Last week, ESPN reported that Hal Biagas, formerly the assistant general counsel at the National Basketball Players Association will be the first representative. If that’s the case, then the process is pretty far along and I’d hope we get an update sooner rather than later about what exactly the players association will do.

The are a few concerns I have personally about what Riot has said publicly so far, but I’ll reserve those for another time. With so little out there about the NA LCS players association, it’d be pretty disingenuous to try to criticize it. Instead, let’s go back to what I said at the beginning, about how this could be the first step in a long journey towards genuine, tangible professionalization in esports. My only concern about that is that since this is going to be the first major players labor union in esports, the way Riot is going about it is going to set a precedent, and their funding the launch feels odd to me.

The first professional sports labor union in America was the Brotherhood of Professional Baseball Players. It was founded by a handful of New York Giants players who wanted to discuss their low wages and a contract clause that bound players to teams longer than their contracts necessarily dictated. Since then, most, if not all, professional sports players associations and labor unions were founded with a specific grievance in mind.

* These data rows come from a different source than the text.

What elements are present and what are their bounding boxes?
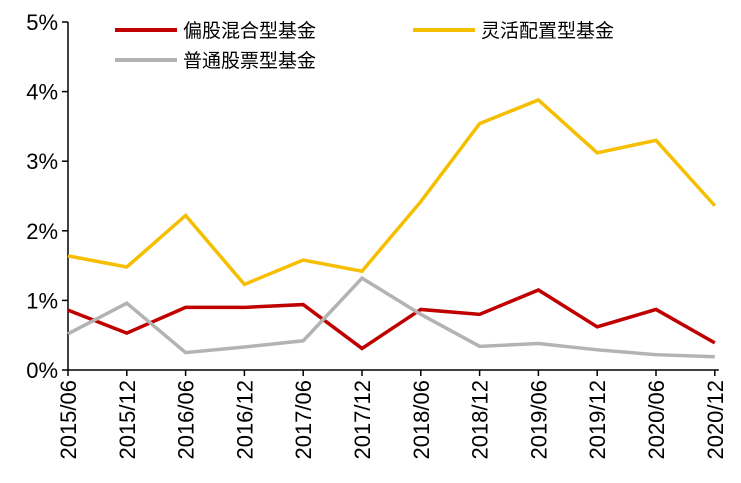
x-tick-label: 2015/06 (56, 380, 81, 460)
x-tick-label: 2016/06 (174, 380, 199, 460)
y-tick-label: 0% (26, 358, 58, 383)
x-tick-label: 2020/06 (644, 380, 669, 460)
chart-axes: 0% 1% 2% 3% 4% 5% 2015/06 2015/12 2016/06 2016/12… (26, 10, 728, 460)
y-tick-label: 2% (26, 219, 58, 244)
x-tick-label: 2017/12 (350, 380, 375, 460)
x-tick-label: 2019/06 (526, 380, 551, 460)
x-tick-label: 2020/12 (703, 380, 728, 460)
x-tick-label: 2015/12 (115, 380, 140, 460)
x-tick-label: 2018/06 (409, 380, 434, 460)
x-tick-label: 2019/12 (585, 380, 610, 460)
legend-label: 偏股混合型基金 (183, 20, 316, 42)
chart-series (67, 97, 717, 359)
y-tick-label: 4% (26, 80, 58, 105)
y-tick-label: 1% (26, 288, 58, 313)
series-line-1 (67, 287, 716, 351)
x-tick-label: 2016/12 (232, 380, 257, 460)
x-tick-label: 2018/12 (468, 380, 493, 460)
legend-label: 灵活配置型基金 (481, 20, 614, 42)
x-tick-label: 2017/06 (291, 380, 316, 460)
y-tick-label: 3% (26, 149, 58, 174)
series-line-2 (67, 97, 717, 287)
y-tick-label: 5% (26, 10, 58, 35)
legend-label: 普通股票型基金 (183, 50, 316, 72)
series-line-3 (67, 275, 715, 359)
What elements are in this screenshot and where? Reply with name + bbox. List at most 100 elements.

The NFLPA was formed to represent players who wanted to negotiate compensation and allow for collective bargaining after some players were saddled with poor contracts and others were traded rather than be given raises. The NHLPA was formed to get more information about the NHL’s player pension plan. Even the MLS Players Union, formed in 2003, was launched following an antitrust lawsuit filed by MLS players against the league, where the players claimed that MLS was illegally monopolizing the market for player services.

Obviously, some of these leagues were formed in a time before labor unions were commonplace, and the grievances necessitated unions to better represent the players in negotiation. Honestly, I think it shows a lot of forethought from Riot to make having a players union a key part of their new league structure. Riot understands that no matter how well things are designed at the start, players will eventually have some issue that they’ll need a collective bargaining group to argue over, and it’s better to have one in place before the problems start instead of forcing players to put one together themselves after they already need it.

The issue is that it doesn’t necessarily feel like the players association is all that independent if it’s a key part of a league’s launch. It’s not necessarily a bad way to go about things and we don’t know how everything will work, but this is about the precedent Riot is setting. Players associations are going to become more and more important if esports becomes a bigger thing in the media landscape. The larger esports get, the more money will flow through it, and more players will want a fairer cut of the pie. If more esports leagues start to follow Riot’s model, then it’s possible they also take the part of the model where they launch with a players association in place facilitated by the league organizer.

With that in mind, this players association in particular is going to be very important for the future of esports. It’s a step towards equality between players, team owners and publishers through the creation of stability. If players can know in advance that their rights are secure, then that’s the kind of thing that makes a career in esports look more attractive to prospective players and their families.

I don’t know if Riot’s take on helping to build the association themselves will work, but I do know that it’s going to be important. If it works, it’ll be a safe model in place for other organizers to implement. If it doesn’t, well, hopefully we’ll keep trying to ensure that players get the representation they deserve.